Tempo: Excursions in 21st Century Italian Poetry

Editor:  
Translator: Various

The cover to Tempo: Excursions in 21st Century Italian PoetryCardigan, Wales. Parthian. 2022. 308 pages.

TEMPO: Excursions in 21st Century Italian Poetry is an excellent bilingual survey of current Italian poetry’s diversity and dynamism. Editor Luca Paci (co-director of the Italian Cultural Centre Wales) has selected 106 pieces by twenty-two poets (born between 1941 and 1994), most published since 2000, and translated by twenty-eight translators, most of whom are themselves poets. Tempo highlights three characteristics of Italian poetry today: unencumbered acknowledgment of the past; invention; and growing inclusiveness.
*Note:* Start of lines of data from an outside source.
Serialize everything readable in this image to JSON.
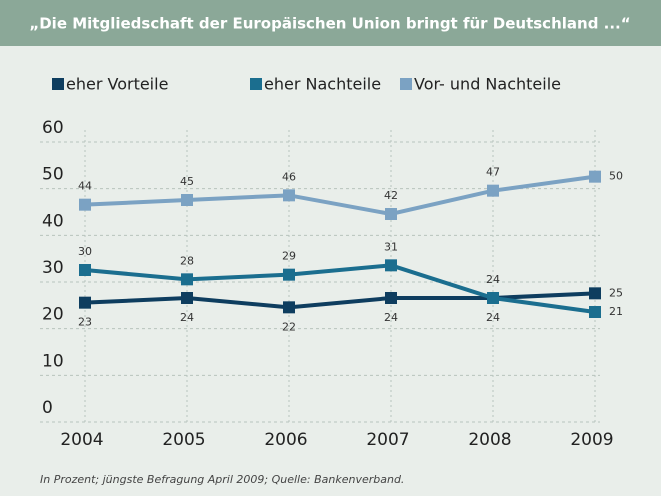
{
  "chart_data": {
    "type": "line",
    "title": "„Die Mitgliedschaft der Europäischen Union bringt für Deutschland ...“",
    "footnote": "In Prozent; jüngste Befragung April 2009; Quelle: Bankenverband.",
    "categories": [
      "2004",
      "2005",
      "2006",
      "2007",
      "2008",
      "2009"
    ],
    "series": [
      {
        "name": "eher Vorteile",
        "color": "#0e3d5f",
        "values": [
          23,
          24,
          22,
          24,
          24,
          25
        ]
      },
      {
        "name": "eher Nachteile",
        "color": "#1b6e8f",
        "values": [
          30,
          28,
          29,
          31,
          24,
          21
        ]
      },
      {
        "name": "Vor- und Nachteile",
        "color": "#7ba2c3",
        "values": [
          44,
          45,
          46,
          42,
          47,
          50
        ]
      }
    ],
    "ylim": [
      0,
      60
    ],
    "yticks": [
      0,
      10,
      20,
      30,
      40,
      50,
      60
    ],
    "grid": true
  }
}
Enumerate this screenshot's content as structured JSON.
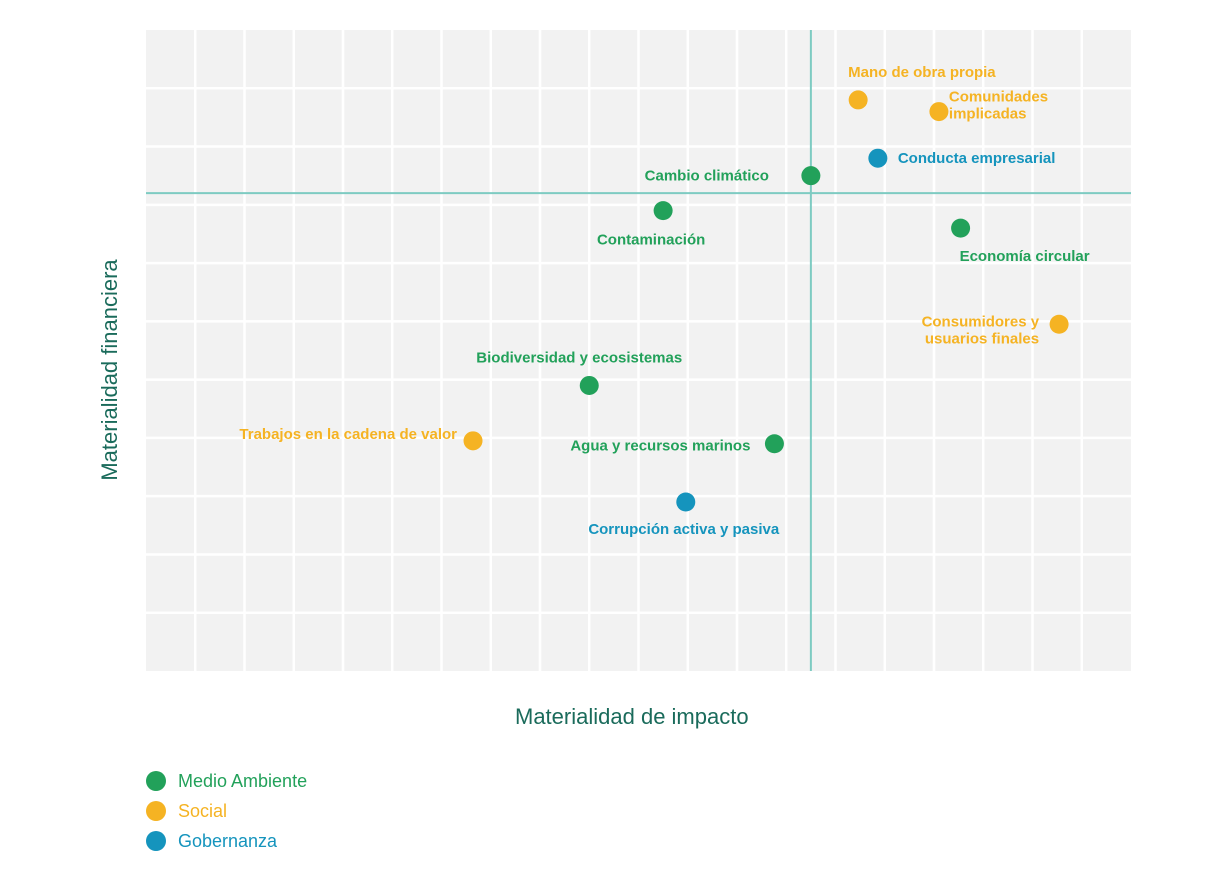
{
  "colors": {
    "environment": "#22a15a",
    "social": "#f5b323",
    "governance": "#1594bd",
    "plot_bg": "#f2f2f2",
    "grid": "#ffffff",
    "threshold": "#7ecbc2",
    "axis_title": "#1a6b5b"
  },
  "chart_data": {
    "type": "scatter",
    "title": "",
    "xlabel": "Materialidad de impacto",
    "ylabel": "Materialidad financiera",
    "xlim": [
      0,
      10
    ],
    "ylim": [
      0,
      11
    ],
    "grid": true,
    "thresholds": {
      "x": 6.75,
      "y": 8.2
    },
    "legend": {
      "position": "bottom-left",
      "entries": [
        {
          "name": "Medio Ambiente",
          "color_key": "environment"
        },
        {
          "name": "Social",
          "color_key": "social"
        },
        {
          "name": "Gobernanza",
          "color_key": "governance"
        }
      ]
    },
    "points": [
      {
        "label": "Mano de obra propia",
        "category": "social",
        "x": 7.23,
        "y": 9.8
      },
      {
        "label": "Comunidades implicadas",
        "category": "social",
        "x": 8.05,
        "y": 9.6
      },
      {
        "label": "Conducta empresarial",
        "category": "governance",
        "x": 7.43,
        "y": 8.8
      },
      {
        "label": "Cambio climático",
        "category": "environment",
        "x": 6.75,
        "y": 8.5
      },
      {
        "label": "Contaminación",
        "category": "environment",
        "x": 5.25,
        "y": 7.9
      },
      {
        "label": "Economía circular",
        "category": "environment",
        "x": 8.27,
        "y": 7.6
      },
      {
        "label": "Consumidores y usuarios finales",
        "category": "social",
        "x": 9.27,
        "y": 5.95
      },
      {
        "label": "Biodiversidad  y ecosistemas",
        "category": "environment",
        "x": 4.5,
        "y": 4.9
      },
      {
        "label": "Trabajos en la cadena de valor",
        "category": "social",
        "x": 3.32,
        "y": 3.95
      },
      {
        "label": "Agua y recursos marinos",
        "category": "environment",
        "x": 6.38,
        "y": 3.9
      },
      {
        "label": "Corrupción activa y pasiva",
        "category": "governance",
        "x": 5.48,
        "y": 2.9
      }
    ]
  }
}
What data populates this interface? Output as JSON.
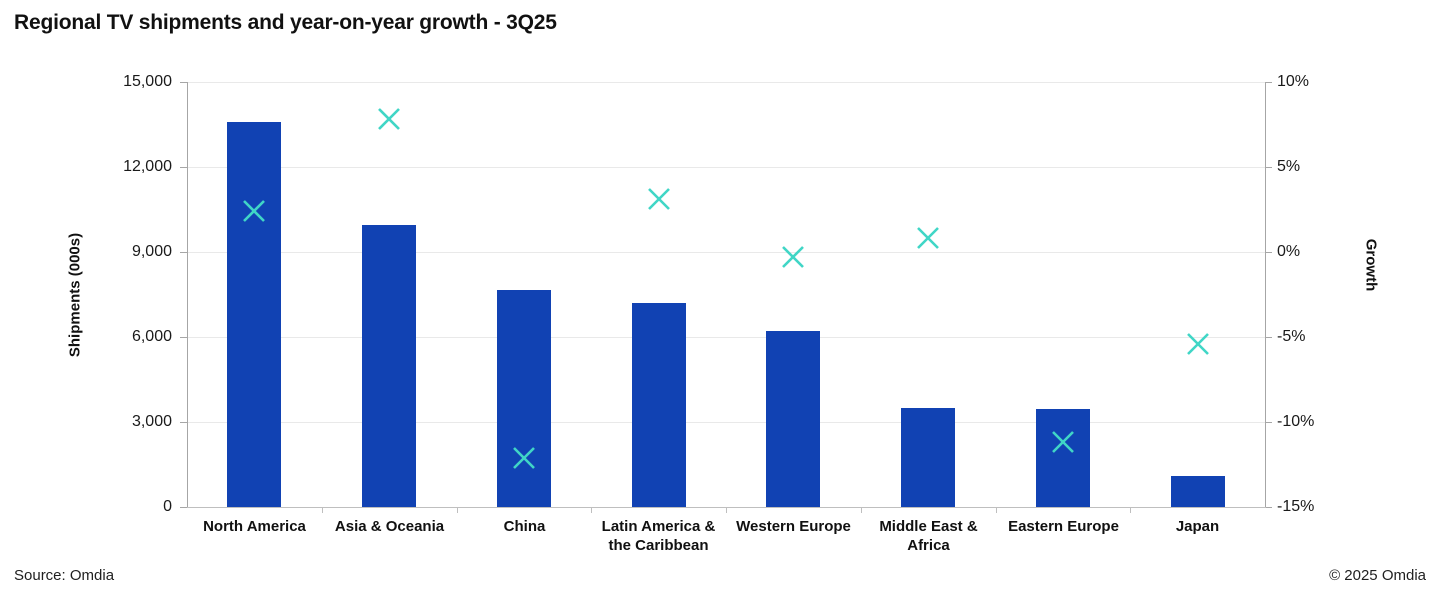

Unsurprisingly, Italy’s long and varied histories surface in many of the poems selected by Paci—but as points of departure or touchstones, not as anchors. Poems refer to Aeneas, the gods of antiquity, Varro, Galla Placidia, and the Mons Capitolinus, but also (sometimes in the same poem) to Juventus, Fiumicino Airport, the Bologna Massacre of 1980, Miami Vice, and the Dow Jones. Traditional modes and forms are represented without being taxidermied. For instance, poems by Milo De Angelis are models of elegiac lyricism, combining universals of grief and loss with specifics of Milan’s Lambrate neighborhood; the translations by Patrizio Ceccagnoli and Susan Stewart are models of balanced restraint. Patrizia Valduga writes sonnets that Geoffrey Brock renders with equivalent nerviness while replicating the rhyme scheme.

Many others deploy new forms, such as the slam-born, performance-oriented poetry of Lello Voce (translated by Susanna Maggioni), Mariangela Gualtieri (Anthony Molino, Olivia E. Sears, Cristina Viti), and Rosaria Lo Russo (Serena Todesco, William Wall). Another species altogether, Marco Giovenale’s rarefied, laconic pieces play with possibilities of asemic expression (translated by Linh Dinh, Jennifer Scappettone, and Giovenale himself).

Tempo takes a wide view, including a poem in Sardinian by Antonella Anedda, translated by Jamie McKendrick, and poems by Fabio Franzin (translated by Cristina Viti) in Veneto-Treviso dialect. Shirin Ramzanali Fazel’s originally self-published poems are a highlight of the collection. She wrote them in English, interspersed with Somali and Arabic, and then translated them herself into Italian. However, Tempo would have benefited from an even wider view: only four of the poets selected were born south of Rome, and the anthology lacks poems focused on the Mezzogiorno, let alone in Sicilian or any of the southern dialects. Regardless, Paci has done a great service: Tempo will be a welcome addition to the bookshelves of anglophones whose knowledge of Italian poetry has not been updated beyond Ungaretti, Montale, Pasolini, and other giants of the last century.